Novella time

Apr 04, 2007 10:45

So I've been reading some little novellas my neighbor gave me, written by Jim Thompson in the 40s/50s. Very interesting stuff. No fluff, very straightforward, brutal. The novel I just finished reading is called "The nothing man." The story revolves around a newspaperman who works with his commanding officer (presumably from WWII), who lost his penis in the war, who drinks 3-4 5ths of whiskey a day, who over the course of the story develops a split personality. He spends his time needling and prodding people, as the novel says towards the end "riding 'em." Oh... and attempting to kill people.

Starts by knocking his ex-wife (current whore) out with a half empty bottle and setting her on fire. Proceeds to attempt to kill another woman in love with him by breaking her neck with a bottle and throwing her body over the fence of an underfunded dog pound. Finally a publisher links the poems on the bodies to material his ex-wife submitted and extorts him, to which he retorts by shoving 30 pieces of silver (dimes) down her throat and leaving her on a train leaving town.

The novel fits into the old "pulp fiction" genre, so of course it's a murder mystery. *Spoiler warning* So where's the mystery? Well, he turns out not to be the killer. His wife revived, and while trying to put out the fire was killed by the main character's co-worker who was angry that she turned him down for a tumble. The second woman had already overdosed on tranquilizers before he "killed her," deciding life wasn't worth living if she couldn't be with him. And she couldn't "be" with him. The third, well, they don't fully explain it, but you knew something fishy was up with that from the start because she was found dead 30 miles from the train stop, and not from asphyxiation.
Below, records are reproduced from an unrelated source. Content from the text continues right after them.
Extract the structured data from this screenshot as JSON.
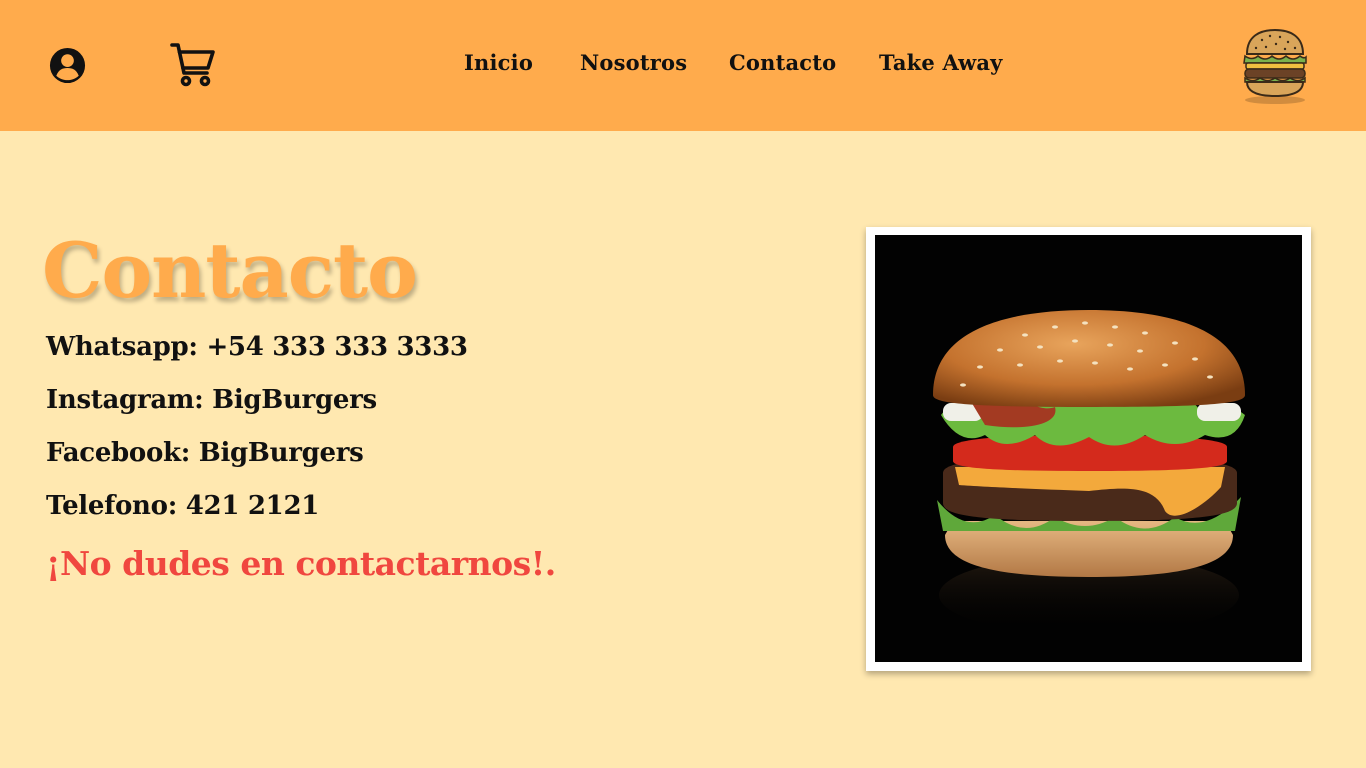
{
  "header": {
    "nav": [
      "Inicio",
      "Nosotros",
      "Contacto",
      "Take Away"
    ],
    "user_icon": "user-circle-icon",
    "cart_icon": "shopping-cart-icon",
    "logo_icon": "burger-logo-icon"
  },
  "main": {
    "title": "Contacto",
    "contacts": [
      "Whatsapp: +54 333 333 3333",
      "Instagram: BigBurgers",
      "Facebook: BigBurgers",
      "Telefono: 421 2121"
    ],
    "cta": "¡No dudes en contactarnos!."
  },
  "colors": {
    "header_bg": "#ffab4c",
    "page_bg": "#ffe8b0",
    "title": "#ffab4c",
    "cta": "#f0473f"
  }
}
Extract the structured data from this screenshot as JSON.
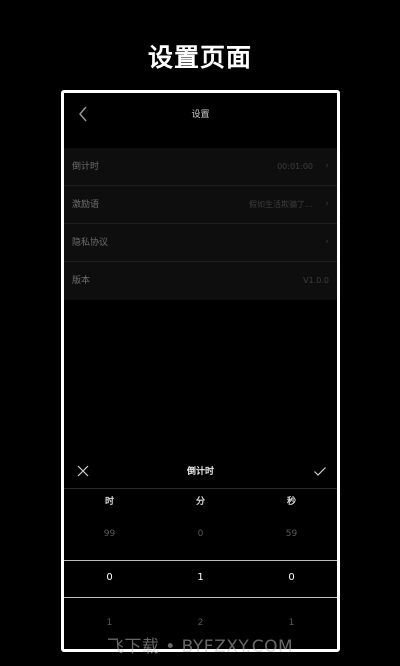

What does it all mean? Well, sneaking suspicions aside, nothing, but it's well written in spite of it. My sneaking suspicion, based on the fact he choose a poet/writer as the main character; who happens to speak in an overly flowery manner and likes to befuddle others verbally, that to some extent it's a knock on the more "artistic" writers of the time. Sure, they could run you in circles with verbosity, but they never actually accomplished what they set out to do, being rather more interested in proving to you their superior intellect. Long overly-complex extendedly-metaphorical thematic undertones buried under pages of descriptive muck... yah... I like that reading.